TWENTY FUCKING MINUTES I spent running full pelt after this greyhound through muddy fields (not unlike the site as glastonbury some years). Until I finally gave up and with my last breath just shouted out 'PLEASE Ferdi come back'.

Odly, he did and I attached the lead.

This all seems like a nice happy ending I'll be your thinking, but closer friends will realise that I've not been very well recently, and running full pelt after a greyhound on uneven suraces in the rain, through the mud with Arse Grapes, is NOT something that will make you feel better.

I feel poorly.

Top Ten Spam Email Subjects

10. Webmaster's naked ass
Well now you mention it I don't have any pants on (underpants for those in the US).

9. Увеличение прибыли компании
Firstly the context is wrong, but I do like the sentiment of it, and in a strange way the comment is quite funny, don't think I'll be joining in with it though.

8. It is well known that women prefer big lovemakers!
Only because this confused me, big penis size, or big big (ie fat) people.
If it's big big people then here I am ladies, ready and waiting.
Must mean that because the size of m......well another time maybe

7.Hugest Ass!
hate to admit it but this is in only because I spent 2 minutes once staring at this one (and 7 other emails next to it identical) trying to figure out why it didn't look right.
Turns out I had a migraine about an hour later and I had become temporarily dislexic (yes that does happen to me).

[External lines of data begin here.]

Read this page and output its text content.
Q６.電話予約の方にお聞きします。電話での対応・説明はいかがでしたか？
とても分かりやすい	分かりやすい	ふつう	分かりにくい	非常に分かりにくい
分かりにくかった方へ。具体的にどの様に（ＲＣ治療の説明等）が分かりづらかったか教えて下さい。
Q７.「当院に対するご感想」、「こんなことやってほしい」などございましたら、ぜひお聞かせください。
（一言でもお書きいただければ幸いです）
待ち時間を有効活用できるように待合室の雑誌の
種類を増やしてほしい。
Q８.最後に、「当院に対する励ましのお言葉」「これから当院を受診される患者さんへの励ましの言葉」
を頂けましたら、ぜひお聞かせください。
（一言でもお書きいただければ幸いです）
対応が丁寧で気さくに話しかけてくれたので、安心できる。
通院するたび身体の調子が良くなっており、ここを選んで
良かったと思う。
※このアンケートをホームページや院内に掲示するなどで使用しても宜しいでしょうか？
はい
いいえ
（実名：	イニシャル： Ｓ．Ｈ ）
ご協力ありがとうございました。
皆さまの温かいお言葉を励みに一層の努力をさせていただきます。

6.Delivery Status Notification (Delay)
Used to fall for these on a fairly regular basis.
Now however I get a little over 400 of these each hour, so it's sort of lost it's appeal, problem is I'm sure there are mails that I send that do bounce back that don't get picked up by spam filters that I still automatically deleted. Makes you think doesn't it, you see I'll look at number 5 below's spam but not this one!

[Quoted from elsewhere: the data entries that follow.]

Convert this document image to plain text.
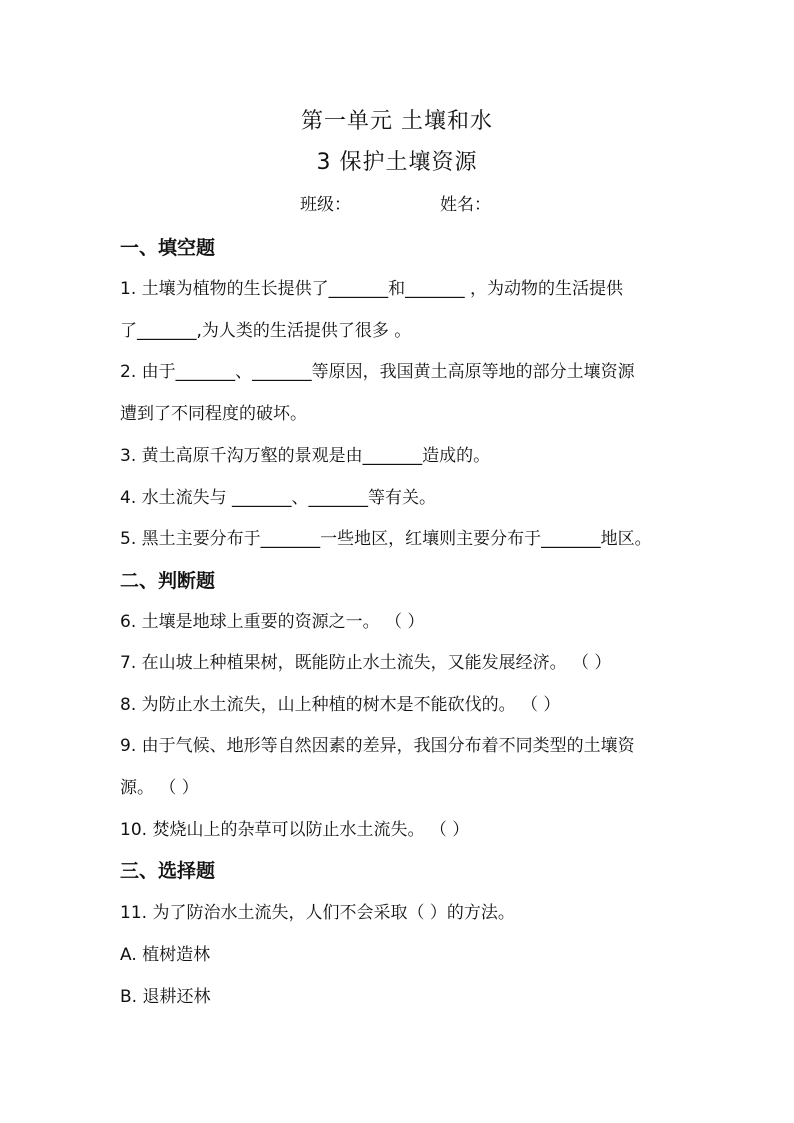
第一单元 土壤和水
3 保护土壤资源
班级：	姓名：
一、填空题
1. 土壤为植物的生长提供了_______和_______ ，为动物的生活提供
了_______,为人类的生活提供了很多 。
2. 由于_______、_______等原因，我国黄土高原等地的部分土壤资源
遭到了不同程度的破坏。
3. 黄土高原千沟万壑的景观是由_______造成的。
4. 水土流失与 _______、_______等有关。
5. 黑土主要分布于_______一些地区，红壤则主要分布于_______地区。
二、判断题
6. 土壤是地球上重要的资源之一。 （ ）
7. 在山坡上种植果树，既能防止水土流失，又能发展经济。 （ ）
8. 为防止水土流失，山上种植的树木是不能砍伐的。 （ ）
9. 由于气候、地形等自然因素的差异，我国分布着不同类型的土壤资
源。 （ ）
10. 焚烧山上的杂草可以防止水土流失。 （ ）
三、选择题
11. 为了防治水土流失，人们不会采取（ ）的方法。
A. 植树造林
B. 退耕还林
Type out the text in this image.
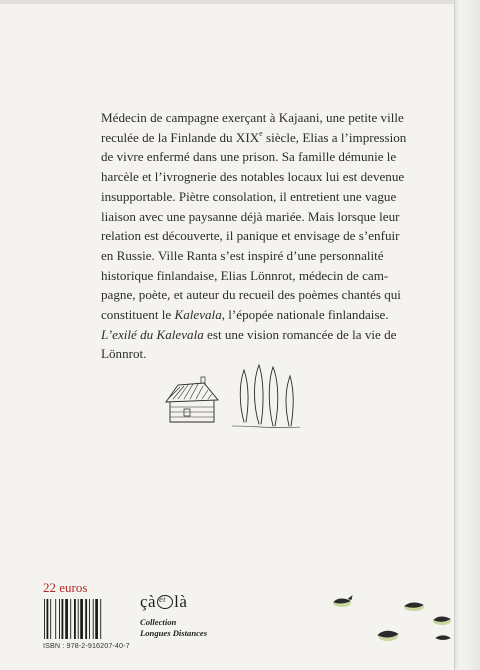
Médecin de campagne exerçant à Kajaani, une petite ville
reculée de la Finlande du XIXe siècle, Elias a l’impression
de vivre enfermé dans une prison. Sa famille démunie le
harcèle et l’ivrognerie des notables locaux lui est devenue
insupportable. Piètre consolation, il entretient une vague
liaison avec une paysanne déjà mariée. Mais lorsque leur
relation est découverte, il panique et envisage de s’enfuir
en Russie. Ville Ranta s’est inspiré d’une personnalité
historique finlandaise, Elias Lönnrot, médecin de cam-
pagne, poète, et auteur du recueil des poèmes chantés qui
constituent le Kalevala, l’épopée nationale finlandaise.
L’exilé du Kalevala est une vision romancée de la vie de
Lönnrot.

22 euros

ISBN : 978-2-916207-40-7

çà et là

Collection
Longues Distances
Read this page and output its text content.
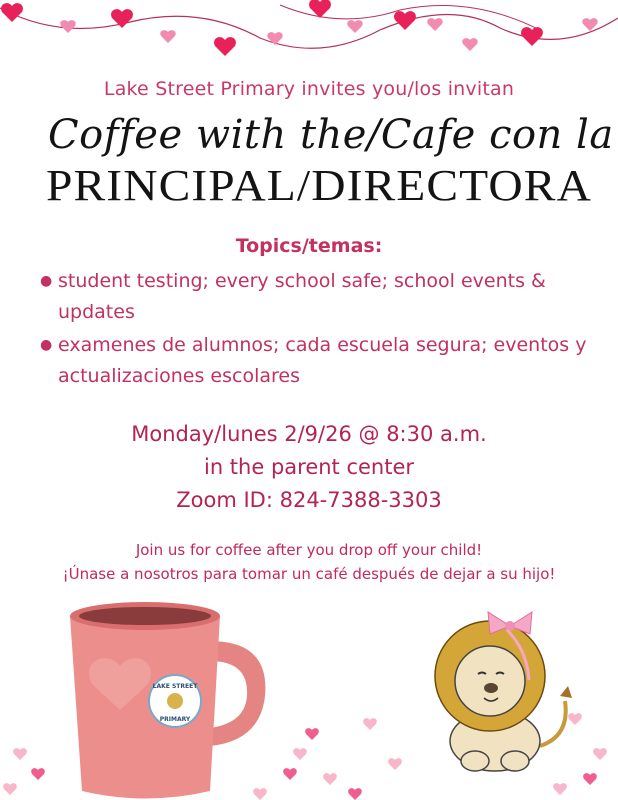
Lake Street Primary invites you/los invitan
Coffee with the/Cafe con la
PRINCIPAL/DIRECTORA
Topics/temas:
● student testing; every school safe; school events & updates
● examenes de alumnos; cada escuela segura; eventos y actualizaciones escolares
Monday/lunes 2/9/26 @ 8:30 a.m.
in the parent center
Zoom ID: 824-7388-3303
Join us for coffee after you drop off your child!
¡Únase a nosotros para tomar un café después de dejar a su hijo!
LAKE STREET
PRIMARY
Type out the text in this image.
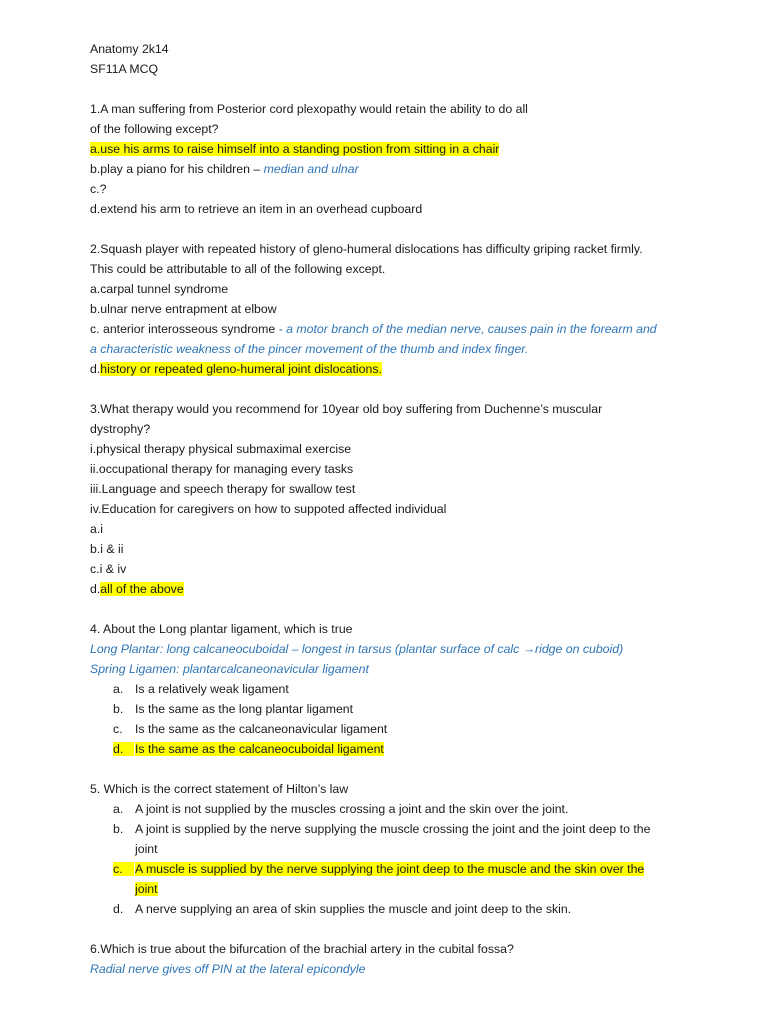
Anatomy 2k14
SF11A MCQ
1.A man suffering from Posterior cord plexopathy would retain the ability to do all
of the following except?
a.use his arms to raise himself into a standing postion from sitting in a chair
b.play a piano for his children – median and ulnar
c.?
d.extend his arm to retrieve an item in an overhead cupboard
2.Squash player with repeated history of gleno-humeral dislocations has difficulty griping racket firmly.
This could be attributable to all of the following except.
a.carpal tunnel syndrome
b.ulnar nerve entrapment at elbow
c. anterior interosseous syndrome - a motor branch of the median nerve, causes pain in the forearm and
a characteristic weakness of the pincer movement of the thumb and index finger.
d.history or repeated gleno-humeral joint dislocations.
3.What therapy would you recommend for 10year old boy suffering from Duchenne’s muscular
dystrophy?
i.physical therapy physical submaximal exercise
ii.occupational therapy for managing every tasks
iii.Language and speech therapy for swallow test
iv.Education for caregivers on how to suppoted affected individual
a.i
b.i & ii
c.i & iv
d.all of the above
4. About the Long plantar ligament, which is true
Long Plantar: long calcaneocuboidal – longest in tarsus (plantar surface of calc →ridge on cuboid)
Spring Ligamen: plantarcalcaneonavicular ligament
a. Is a relatively weak ligament
b. Is the same as the long plantar ligament
c. Is the same as the calcaneonavicular ligament
d. Is the same as the calcaneocuboidal ligament
5. Which is the correct statement of Hilton’s law
a. A joint is not supplied by the muscles crossing a joint and the skin over the joint.
b. A joint is supplied by the nerve supplying the muscle crossing the joint and the joint deep to the
joint
c.	A muscle is supplied by the nerve supplying the joint deep to the muscle and the skin over the
joint
d. A nerve supplying an area of skin supplies the muscle and joint deep to the skin.
6.Which is true about the bifurcation of the brachial artery in the cubital fossa?
Radial nerve gives off PIN at the lateral epicondyle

5. Possible Spam : 81% off for webmaster
Genius, Firstly they make it look like it's been checked, then they want me to 'double check' it and thus read the message.
Sirs my hat is off to you. Falls flat on it's face with the use of the word webmaster though.

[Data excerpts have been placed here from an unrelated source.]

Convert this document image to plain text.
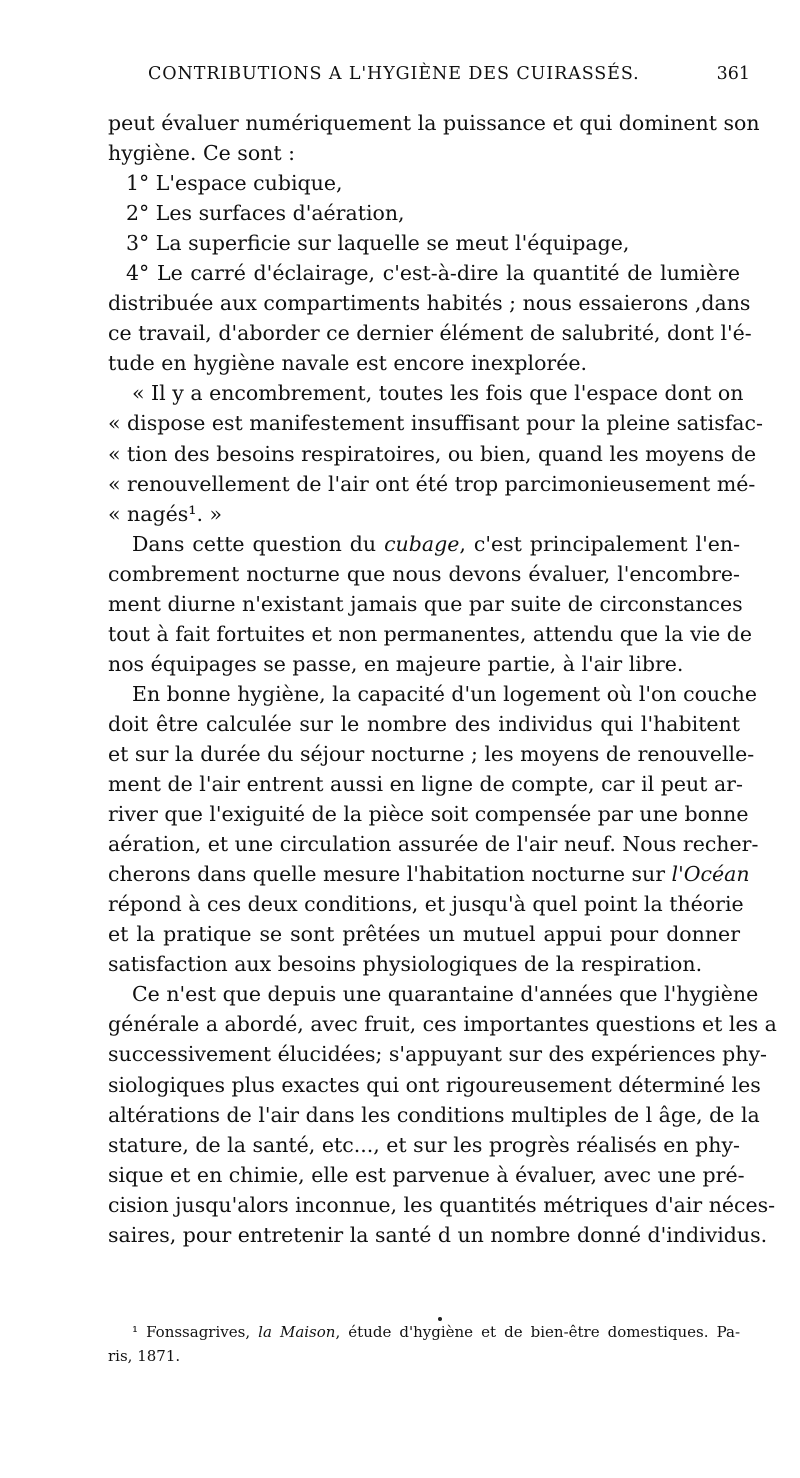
CONTRIBUTIONS A L'HYGIÈNE DES CUIRASSÉS.	361
peut évaluer numériquement la puissance et qui dominent son
hygiène. Ce sont :
1° L'espace cubique,
2° Les surfaces d'aération,
3° La superficie sur laquelle se meut l'équipage,
4° Le carré d'éclairage, c'est-à-dire la quantité de lumière
distribuée aux compartiments habités ; nous essaierons ,dans
ce travail, d'aborder ce dernier élément de salubrité, dont l'é-
tude en hygiène navale est encore inexplorée.
« Il y a encombrement, toutes les fois que l'espace dont on
« dispose est manifestement insuffisant pour la pleine satisfac-
« tion des besoins respiratoires, ou bien, quand les moyens de
« renouvellement de l'air ont été trop parcimonieusement mé-
« nagés¹. »
Dans cette question du cubage, c'est principalement l'en-
combrement nocturne que nous devons évaluer, l'encombre-
ment diurne n'existant jamais que par suite de circonstances
tout à fait fortuites et non permanentes, attendu que la vie de
nos équipages se passe, en majeure partie, à l'air libre.
En bonne hygiène, la capacité d'un logement où l'on couche
doit être calculée sur le nombre des individus qui l'habitent
et sur la durée du séjour nocturne ; les moyens de renouvelle-
ment de l'air entrent aussi en ligne de compte, car il peut ar-
river que l'exiguité de la pièce soit compensée par une bonne
aération, et une circulation assurée de l'air neuf. Nous recher-
cherons dans quelle mesure l'habitation nocturne sur l'Océan
répond à ces deux conditions, et jusqu'à quel point la théorie
et la pratique se sont prêtées un mutuel appui pour donner
satisfaction aux besoins physiologiques de la respiration.
Ce n'est que depuis une quarantaine d'années que l'hygiène
générale a abordé, avec fruit, ces importantes questions et les a
successivement élucidées; s'appuyant sur des expériences phy-
siologiques plus exactes qui ont rigoureusement déterminé les
altérations de l'air dans les conditions multiples de l âge, de la
stature, de la santé, etc..., et sur les progrès réalisés en phy-
sique et en chimie, elle est parvenue à évaluer, avec une pré-
cision jusqu'alors inconnue, les quantités métriques d'air néces-
saires, pour entretenir la santé d un nombre donné d'individus.
¹ Fonssagrives, la Maison, étude d'hygiène et de bien-être domestiques. Pa-
ris, 1871.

4.Satisfactory sexual intercourse
This one has me me me written all over it, nuff said.

3.Item no.822272904148 - Notification of an Instant Payment Received from terenastul (
One of these nearlt caught me out big time when it just happened upon my Inbox after I had noticed an ebay sell, I clicked on the spam then quickly clicked on the link thinking it to be a legitimate message.
Luckily the browser told me how stupid I was, told me to sit in the corner and not come back until I had thought about what I had done. After 2 minutes in the corner I'd forgotten why I was there so wondered off and had a sandwich. Anyway where was I, ah yes, stay away from my girlfriend*.

2. Does your PenisSize ruin your life? Our product will stop that.. ubtijo kyzla b0fkwk2
"At last" I thought, a solution the Giant Penis Syndrome that has plagued my life thus far.
To alas, it was for the purchase of a watch (I kid you not), sigh, come on Moby, lets try some other treatments.

1. you're a moron webmaster
Got to admit when you have your number called, and they got mine on this one :)

* I'd like to thank the Simpsons writers for this monologue.

I Apologise for spelling etc, I really do hang a migraine, and it really does hurt.